This is the true story of a Citrix administrator's worst day on the job. It's about how the loss of five Citrix servers in his environment brought the remaining twelve down, why the default load evaluator is to blame, and how you can prevent it from happening in your environment.
...So I get a call from a client asking me to perform a “root cause analysis” as to why their “entire farm” went down all at once. The words “root cause” coming from this client is pretty strange seeing how most days any problems they have are solved by a simple reboot of the offending server (but I digress). Anyway, I schedule the next day to come onsite and get a concall going to get some initial information.
It seems that the day before the entire farm became “unavailable” in the course of about 30 minutes. The event that seemed to start it was the failure of a single switch. Of course the obvious questions was, “Is your entire farm on that switch?” No, the farm was actually split across four major switches with a switch in each rack that uplinks to these four. The total number of servers in the farm was 18, with 17 hosting apps and a dedicated data collector. The 18 servers were split between 5 different racks because the environment had grown over time and it made sense to keep them separate in case of power loss to a rack or a SWITCH FAILURE in a rack.
After showing up on site, looking at the environment, reviewing the performance data on the servers just prior to “The Crash,” and asking a few simple questions, we quickly figured out what had happened. One simple failure and a couple of default settings had brought the entire farm to its knees.
Here's how it went down:
- Switch in rack two fails. This disconnects the users that were attached to Servers 1 through 5. Average user load: 52 users per server.
- These 250 odd users then attempt to reconnect to their application via the NFuse page.
- The remaining 12 servers in the farm are running at about 51 or 52 users per server.
- The Data collector looks at load and begins to distribute users to the server with the lowest load. Server 9 has only 45 users and begins to see a little of the black hole effect referenced in this article.
- Server 9’s performance suddenly goes in the toilet. The other remaining servers follow shortly.
- Within 10 minutes these 12 servers now have an extra 20-25 users per server trying to connect to them.
- 15 minutes into this a number of servers are no longer sending performance data or are sending data with “gaps” in it where the server seems to pause.
- Users continue to disconnect and reconnect in an attempt to get to a “better server” which only worsens the problem due to the increase in logon and logoff processes.
- 30 minutes into this process the Citrix admin begins to disable logons to the server but finds a number of them unresponsive.
- Well, let's just say its not a pretty afternoon.
So what happened? Some might say he didn’t have enough servers? But unless you go into DR mode who has an extra 25-30% capacity lying around? No, they had tested these servers and found that they could go up to 60 maybe 62 users before performance went in the toilet. But 70-75 users per server was just to much.

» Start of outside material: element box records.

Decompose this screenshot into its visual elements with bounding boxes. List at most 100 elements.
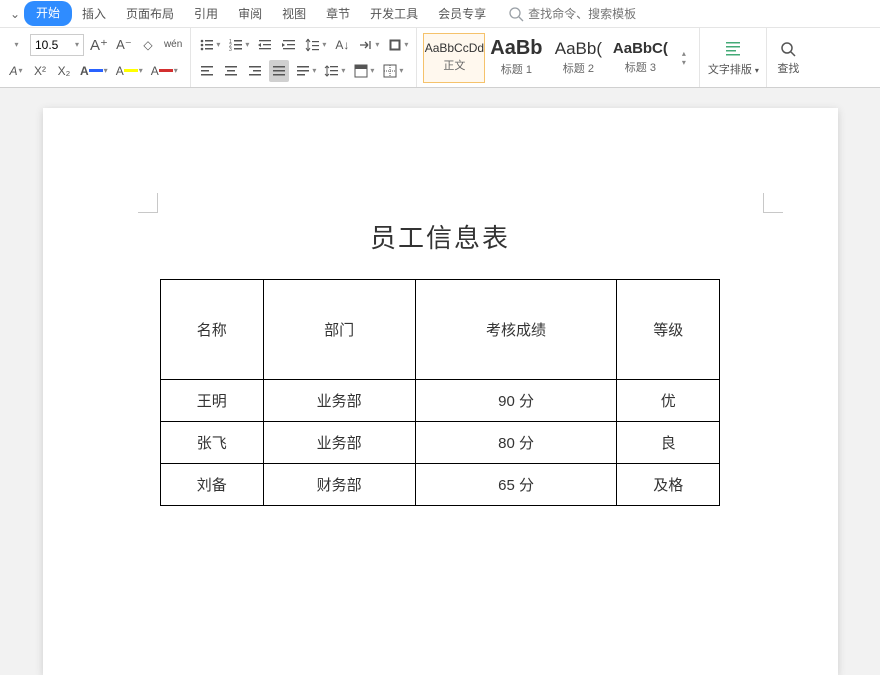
style-正文[interactable]: AaBbCcDd正文	[423, 33, 485, 83]
sort-button[interactable]: A↓	[332, 34, 352, 56]
margin-corner-tl	[138, 193, 158, 213]
file-menu-trigger[interactable]: ⌄	[6, 7, 24, 21]
grow-font-button[interactable]: A⁺	[88, 34, 110, 56]
tab-开始[interactable]: 开始	[24, 1, 72, 26]
document-title[interactable]: 员工信息表	[143, 218, 738, 255]
style-label: 标题 2	[563, 60, 594, 76]
table-cell[interactable]: 优	[617, 380, 720, 422]
decrease-indent-button[interactable]	[255, 34, 275, 56]
style-标题 1[interactable]: AaBb标题 1	[485, 33, 547, 83]
table-header-cell[interactable]: 考核成绩	[415, 280, 617, 380]
font-size-combo[interactable]: ▾	[30, 34, 84, 56]
line-spacing-button[interactable]: ▾	[303, 34, 328, 56]
align-distributed-button[interactable]: ▾	[293, 60, 318, 82]
font-color-button[interactable]: A▾	[149, 60, 180, 82]
align-justify-icon	[271, 63, 287, 79]
table-header-cell[interactable]: 部门	[263, 280, 415, 380]
tabstop-icon	[358, 37, 374, 53]
table-row[interactable]: 刘备财务部65 分及格	[161, 464, 720, 506]
style-preview: AaBb	[490, 38, 542, 58]
align-left-button[interactable]	[197, 60, 217, 82]
table-cell[interactable]: 刘备	[161, 464, 264, 506]
document-page[interactable]: 员工信息表 名称部门考核成绩等级 王明业务部90 分优张飞业务部80 分良刘备财…	[43, 108, 838, 675]
style-label: 正文	[443, 57, 465, 73]
table-cell[interactable]: 90 分	[415, 380, 617, 422]
show-formatting-button[interactable]: ▾	[385, 34, 410, 56]
tab-视图[interactable]: 视图	[272, 1, 316, 26]
table-header-cell[interactable]: 等级	[617, 280, 720, 380]
align-center-icon	[223, 63, 239, 79]
increase-indent-button[interactable]	[279, 34, 299, 56]
tab-引用[interactable]: 引用	[184, 1, 228, 26]
tab-会员专享[interactable]: 会员专享	[428, 1, 496, 26]
shading-icon	[353, 63, 369, 79]
bullets-button[interactable]: ▾	[197, 34, 222, 56]
document-workspace[interactable]: 员工信息表 名称部门考核成绩等级 王明业务部90 分优张飞业务部80 分良刘备财…	[0, 88, 880, 675]
numbering-button[interactable]: 123▾	[226, 34, 251, 56]
chevron-down-icon: ▾	[75, 40, 79, 49]
bullets-icon	[199, 37, 215, 53]
numbering-icon: 123	[228, 37, 244, 53]
outdent-icon	[257, 37, 273, 53]
shading-button[interactable]: ▾	[351, 60, 376, 82]
command-search-input[interactable]	[528, 7, 668, 21]
subscript-button[interactable]: X₂	[54, 60, 74, 82]
phonetic-guide-button[interactable]: wén	[162, 34, 184, 56]
style-preview: AaBb(	[555, 40, 602, 57]
tab-章节[interactable]: 章节	[316, 1, 360, 26]
table-row[interactable]: 王明业务部90 分优	[161, 380, 720, 422]
find-group: 查找	[767, 28, 809, 87]
table-cell[interactable]: 业务部	[263, 380, 415, 422]
table-cell[interactable]: 80 分	[415, 422, 617, 464]
para-spacing-icon	[324, 63, 340, 79]
tab-审阅[interactable]: 审阅	[228, 1, 272, 26]
align-right-icon	[247, 63, 263, 79]
style-label: 标题 3	[625, 59, 656, 75]
find-button[interactable]: 查找	[773, 40, 803, 76]
text-layout-icon	[723, 39, 743, 59]
table-cell[interactable]: 良	[617, 422, 720, 464]
table-cell[interactable]: 财务部	[263, 464, 415, 506]
style-标题 2[interactable]: AaBb( 标题 2	[547, 33, 609, 83]
find-icon	[779, 40, 797, 58]
table-cell[interactable]: 业务部	[263, 422, 415, 464]
linespacing-icon	[305, 37, 321, 53]
clear-formatting-button[interactable]: ◇	[138, 34, 158, 56]
command-search[interactable]	[508, 6, 668, 22]
search-icon	[508, 6, 524, 22]
table-header-cell[interactable]: 名称	[161, 280, 264, 380]
tab-插入[interactable]: 插入	[72, 1, 116, 26]
align-center-button[interactable]	[221, 60, 241, 82]
borders-button[interactable]: ▾	[380, 60, 405, 82]
shrink-font-button[interactable]: A⁻	[114, 34, 134, 56]
style-标题 3[interactable]: AaBbC( 标题 3	[609, 33, 671, 83]
pilcrow-icon	[387, 37, 403, 53]
table-row[interactable]: 张飞业务部80 分良	[161, 422, 720, 464]
indent-icon	[281, 37, 297, 53]
table-cell[interactable]: 65 分	[415, 464, 617, 506]
table-cell[interactable]: 及格	[617, 464, 720, 506]
align-dist-icon	[295, 63, 311, 79]
table-cell[interactable]: 王明	[161, 380, 264, 422]
tab-页面布局[interactable]: 页面布局	[116, 1, 184, 26]
tab-stops-button[interactable]: ▾	[356, 34, 381, 56]
text-layout-button[interactable]: 文字排版 ▾	[706, 39, 760, 77]
font-family-expand[interactable]: ▾	[6, 34, 26, 56]
margin-corner-tr	[763, 193, 783, 213]
paragraph-spacing-button[interactable]: ▾	[322, 60, 347, 82]
table-header-row[interactable]: 名称部门考核成绩等级	[161, 280, 720, 380]
paragraph-group: ▾ 123▾ ▾ A↓ ▾ ▾ ▾ ▾ ▾ ▾	[191, 28, 417, 87]
align-right-button[interactable]	[245, 60, 265, 82]
text-effects-button[interactable]: A▾	[78, 60, 110, 82]
font-group: ▾ ▾ A⁺ A⁻ ◇ wén A▾ X² X₂ A▾ A▾ A▾	[0, 28, 191, 87]
tab-开发工具[interactable]: 开发工具	[360, 1, 428, 26]
align-justify-button[interactable]	[269, 60, 289, 82]
employee-table[interactable]: 名称部门考核成绩等级 王明业务部90 分优张飞业务部80 分良刘备财务部65 分…	[160, 279, 720, 506]
table-cell[interactable]: 张飞	[161, 422, 264, 464]
font-size-input[interactable]	[35, 38, 71, 52]
styles-more-button[interactable]: ▴▾	[673, 38, 693, 78]
superscript-button[interactable]: X²	[30, 60, 50, 82]
format-painter-button[interactable]: A▾	[6, 60, 26, 82]
style-preview: AaBbC(	[613, 41, 668, 56]
highlight-color-button[interactable]: A▾	[114, 60, 145, 82]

To understand what happened you need to look at the Citrix default load evaluator that gets used when you begin to use load balancing with default configurations. This load evaluator looks at one metric only: user count on the server. To make matters worse its default maximum is 100 users regardless of the hardware you have or the applications you are running. This basically means that the ZDC thinks the server can still handle new load until you reach 100 total users. So when this environment lost 5 servers at once the other 12 were asked to accept a load that they could not handle.
The cure to this problem is to setup an evaluator based on your maximum user load and possibly a couple of other metrics. If they had setup an evaluator with a max load of 60 or 62 (their theoretical maximum), the other 12 servers would have stopped accepting connections once they reached that point. Sure 100 or 120 users would have not been able to connect till the servers were brought back up, but it’s better than the almost 900 users that were affected that day for several hours.
Personally I would recommend that you set the user load on your new evaluator right at the point where performance starts to degrade. Sometimes an extra session or two can sneak in beyond the load evaluator settings. In addition I would recommend throwing in some other metrics like memory in use and processor utilization. These are nice generic metrics that almost any environment can use. If you happen to know your bottleneck on your servers use that metric in your evaluator too. The trick is to keep the remaining productive servers/users online even if you have a massive failure somewhere else.
These guys had run on the default evaluator for almost two years without a problem. Sure they would loose a server once in a while or roll one or two out for maintenance, but they never had lost five at once. Of course this situation also could have been avoided if their servers had been patched into more than the single switch in the rack, but then you could always have a power loss in the rack, or my personal favorite, the time a pipe above a server room broke and poured water directly onto two racks. Just because you make the NICs and power supplies and everything else redundant doesn’t mean things can't happen.